Preventing the creation of new regions with execute permission is only one piece of the lockdown of M-mode executable regions. The other is to lock all existing PMP entries that give M mode execute permission, so their address ranges can't be modified. The task group's working proposal does that by locking all M-mode-only PMP entries, something I replicated in my topmost security level, MSL = 3. Currently, the separate M & L proposal doesn't do this piece either.
Here's what I wrote before about both shortcomings I identified in the separate M & L proposal:
> I believe both of these flaws can be fixed, but only at the expense of
> the simple separation of the L and M bits. In fact, you start to get
> a design that looks more like my proposal.

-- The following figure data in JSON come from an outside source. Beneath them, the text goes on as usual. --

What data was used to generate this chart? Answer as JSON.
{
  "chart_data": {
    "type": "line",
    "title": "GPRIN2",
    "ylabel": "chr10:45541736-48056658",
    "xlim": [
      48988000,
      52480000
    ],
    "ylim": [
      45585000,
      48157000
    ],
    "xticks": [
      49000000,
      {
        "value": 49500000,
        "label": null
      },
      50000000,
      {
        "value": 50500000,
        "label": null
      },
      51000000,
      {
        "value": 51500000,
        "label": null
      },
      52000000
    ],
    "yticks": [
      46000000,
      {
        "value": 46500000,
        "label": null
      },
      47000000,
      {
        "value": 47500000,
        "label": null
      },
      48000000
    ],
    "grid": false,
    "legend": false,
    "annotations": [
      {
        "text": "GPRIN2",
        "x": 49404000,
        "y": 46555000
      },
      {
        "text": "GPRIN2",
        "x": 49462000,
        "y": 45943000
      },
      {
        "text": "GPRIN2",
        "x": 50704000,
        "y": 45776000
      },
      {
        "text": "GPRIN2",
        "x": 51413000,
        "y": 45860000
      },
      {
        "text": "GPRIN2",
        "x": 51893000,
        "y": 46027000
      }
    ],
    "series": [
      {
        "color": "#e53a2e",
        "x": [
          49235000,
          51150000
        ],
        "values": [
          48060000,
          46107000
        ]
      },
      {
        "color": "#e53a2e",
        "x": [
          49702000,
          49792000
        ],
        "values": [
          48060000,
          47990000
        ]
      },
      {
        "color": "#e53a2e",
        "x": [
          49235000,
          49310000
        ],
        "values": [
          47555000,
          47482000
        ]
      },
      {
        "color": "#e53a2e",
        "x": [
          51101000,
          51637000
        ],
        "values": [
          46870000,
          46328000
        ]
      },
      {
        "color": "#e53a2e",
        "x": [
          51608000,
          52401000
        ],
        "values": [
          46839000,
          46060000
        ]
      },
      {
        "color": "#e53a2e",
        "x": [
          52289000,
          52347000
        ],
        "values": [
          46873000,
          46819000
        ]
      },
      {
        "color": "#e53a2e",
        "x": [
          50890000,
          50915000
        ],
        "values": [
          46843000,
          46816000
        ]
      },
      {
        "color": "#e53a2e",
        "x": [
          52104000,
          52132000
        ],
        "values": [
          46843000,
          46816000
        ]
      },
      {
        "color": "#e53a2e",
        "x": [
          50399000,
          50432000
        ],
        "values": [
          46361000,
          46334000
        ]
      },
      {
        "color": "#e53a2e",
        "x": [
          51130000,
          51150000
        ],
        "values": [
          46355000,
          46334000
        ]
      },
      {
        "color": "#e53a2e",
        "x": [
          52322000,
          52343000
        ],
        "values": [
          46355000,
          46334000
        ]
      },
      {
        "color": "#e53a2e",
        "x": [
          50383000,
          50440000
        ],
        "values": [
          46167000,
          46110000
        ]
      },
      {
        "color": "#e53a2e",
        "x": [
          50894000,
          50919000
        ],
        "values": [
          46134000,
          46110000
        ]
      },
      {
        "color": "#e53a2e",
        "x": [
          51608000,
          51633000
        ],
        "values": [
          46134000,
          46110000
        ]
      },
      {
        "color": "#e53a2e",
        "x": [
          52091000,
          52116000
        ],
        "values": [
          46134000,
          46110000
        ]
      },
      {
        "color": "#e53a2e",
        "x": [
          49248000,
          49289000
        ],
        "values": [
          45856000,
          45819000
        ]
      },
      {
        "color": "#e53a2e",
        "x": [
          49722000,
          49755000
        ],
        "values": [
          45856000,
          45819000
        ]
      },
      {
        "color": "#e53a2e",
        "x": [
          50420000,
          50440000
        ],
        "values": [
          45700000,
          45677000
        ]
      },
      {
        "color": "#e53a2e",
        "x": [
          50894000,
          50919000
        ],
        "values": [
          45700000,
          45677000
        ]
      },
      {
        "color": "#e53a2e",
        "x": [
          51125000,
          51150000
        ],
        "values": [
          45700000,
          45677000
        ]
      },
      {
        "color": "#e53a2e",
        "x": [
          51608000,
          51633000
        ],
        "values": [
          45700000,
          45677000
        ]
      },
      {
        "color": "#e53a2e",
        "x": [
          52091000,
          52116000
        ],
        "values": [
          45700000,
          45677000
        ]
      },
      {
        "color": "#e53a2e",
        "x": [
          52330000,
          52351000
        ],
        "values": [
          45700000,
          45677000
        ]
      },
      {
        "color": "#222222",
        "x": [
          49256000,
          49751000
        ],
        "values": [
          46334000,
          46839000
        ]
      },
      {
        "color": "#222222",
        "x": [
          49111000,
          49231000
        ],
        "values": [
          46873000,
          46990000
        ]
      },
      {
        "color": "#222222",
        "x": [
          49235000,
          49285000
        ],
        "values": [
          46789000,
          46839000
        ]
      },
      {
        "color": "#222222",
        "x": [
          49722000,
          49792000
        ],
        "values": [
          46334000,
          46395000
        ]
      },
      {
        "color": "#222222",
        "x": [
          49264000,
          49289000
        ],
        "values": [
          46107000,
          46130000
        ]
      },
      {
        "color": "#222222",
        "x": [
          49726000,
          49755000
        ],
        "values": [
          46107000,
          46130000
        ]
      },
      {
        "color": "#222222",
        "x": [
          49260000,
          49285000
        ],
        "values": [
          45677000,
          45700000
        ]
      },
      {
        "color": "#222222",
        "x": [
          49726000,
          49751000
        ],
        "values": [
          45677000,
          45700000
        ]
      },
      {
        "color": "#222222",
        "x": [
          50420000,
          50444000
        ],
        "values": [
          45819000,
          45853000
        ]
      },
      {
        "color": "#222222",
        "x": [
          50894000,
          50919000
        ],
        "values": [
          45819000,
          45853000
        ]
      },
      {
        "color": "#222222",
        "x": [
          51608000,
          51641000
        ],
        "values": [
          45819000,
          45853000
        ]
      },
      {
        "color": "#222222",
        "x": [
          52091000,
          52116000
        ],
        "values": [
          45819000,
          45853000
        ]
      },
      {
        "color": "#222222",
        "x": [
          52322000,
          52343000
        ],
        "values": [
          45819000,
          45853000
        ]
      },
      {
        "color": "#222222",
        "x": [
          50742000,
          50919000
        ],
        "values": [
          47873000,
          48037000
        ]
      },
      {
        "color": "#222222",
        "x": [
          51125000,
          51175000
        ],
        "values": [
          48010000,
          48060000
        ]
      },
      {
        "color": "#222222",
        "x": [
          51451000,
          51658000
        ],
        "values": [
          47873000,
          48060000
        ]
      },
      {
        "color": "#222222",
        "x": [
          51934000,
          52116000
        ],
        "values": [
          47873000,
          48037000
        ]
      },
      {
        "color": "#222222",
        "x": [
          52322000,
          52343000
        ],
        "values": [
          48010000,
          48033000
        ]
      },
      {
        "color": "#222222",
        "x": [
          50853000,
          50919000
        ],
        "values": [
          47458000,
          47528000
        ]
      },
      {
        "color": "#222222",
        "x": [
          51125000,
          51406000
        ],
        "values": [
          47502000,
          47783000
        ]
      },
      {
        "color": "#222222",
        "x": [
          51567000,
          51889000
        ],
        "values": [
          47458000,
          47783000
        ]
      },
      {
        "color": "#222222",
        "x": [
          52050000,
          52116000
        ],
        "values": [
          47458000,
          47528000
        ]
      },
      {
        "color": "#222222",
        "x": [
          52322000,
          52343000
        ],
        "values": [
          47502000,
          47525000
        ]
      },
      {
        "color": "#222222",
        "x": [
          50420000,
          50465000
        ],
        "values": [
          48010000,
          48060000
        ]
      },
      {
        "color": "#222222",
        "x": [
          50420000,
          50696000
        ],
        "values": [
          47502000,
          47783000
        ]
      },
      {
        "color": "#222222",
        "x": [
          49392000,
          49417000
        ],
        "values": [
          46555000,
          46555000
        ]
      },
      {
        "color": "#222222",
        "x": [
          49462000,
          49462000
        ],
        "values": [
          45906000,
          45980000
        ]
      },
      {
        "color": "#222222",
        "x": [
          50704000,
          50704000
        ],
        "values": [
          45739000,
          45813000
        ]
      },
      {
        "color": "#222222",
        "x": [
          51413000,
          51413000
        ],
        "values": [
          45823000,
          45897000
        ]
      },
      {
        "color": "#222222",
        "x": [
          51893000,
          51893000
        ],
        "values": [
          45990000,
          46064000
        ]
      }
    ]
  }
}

And that's what I want to emphasize: Why patch a proposal with several tweaks when, as I see it, there is another, cleaner proposal on hand that already covers all the same needs?
> I'd still like to simplify either proposal by removing DMC and
> replacing it with "any entry locked".
> Once you've locked a region, there is no need to access unmapped
> regions, since you can do that from the locked region
That's conceivable, but has the disadvantage of sometimes requiring one or more additional PMP entries. Thus, your desire to save one flip-flop and a few gates for DMC could sometimes cost 40 or 50 flip-flops and corresponding logic to have at least one more PMP entry.
My own assessment is that, in any RISC-V core that implements standard PMP, that one flip-flop and small bit of logic is not worth fretting over.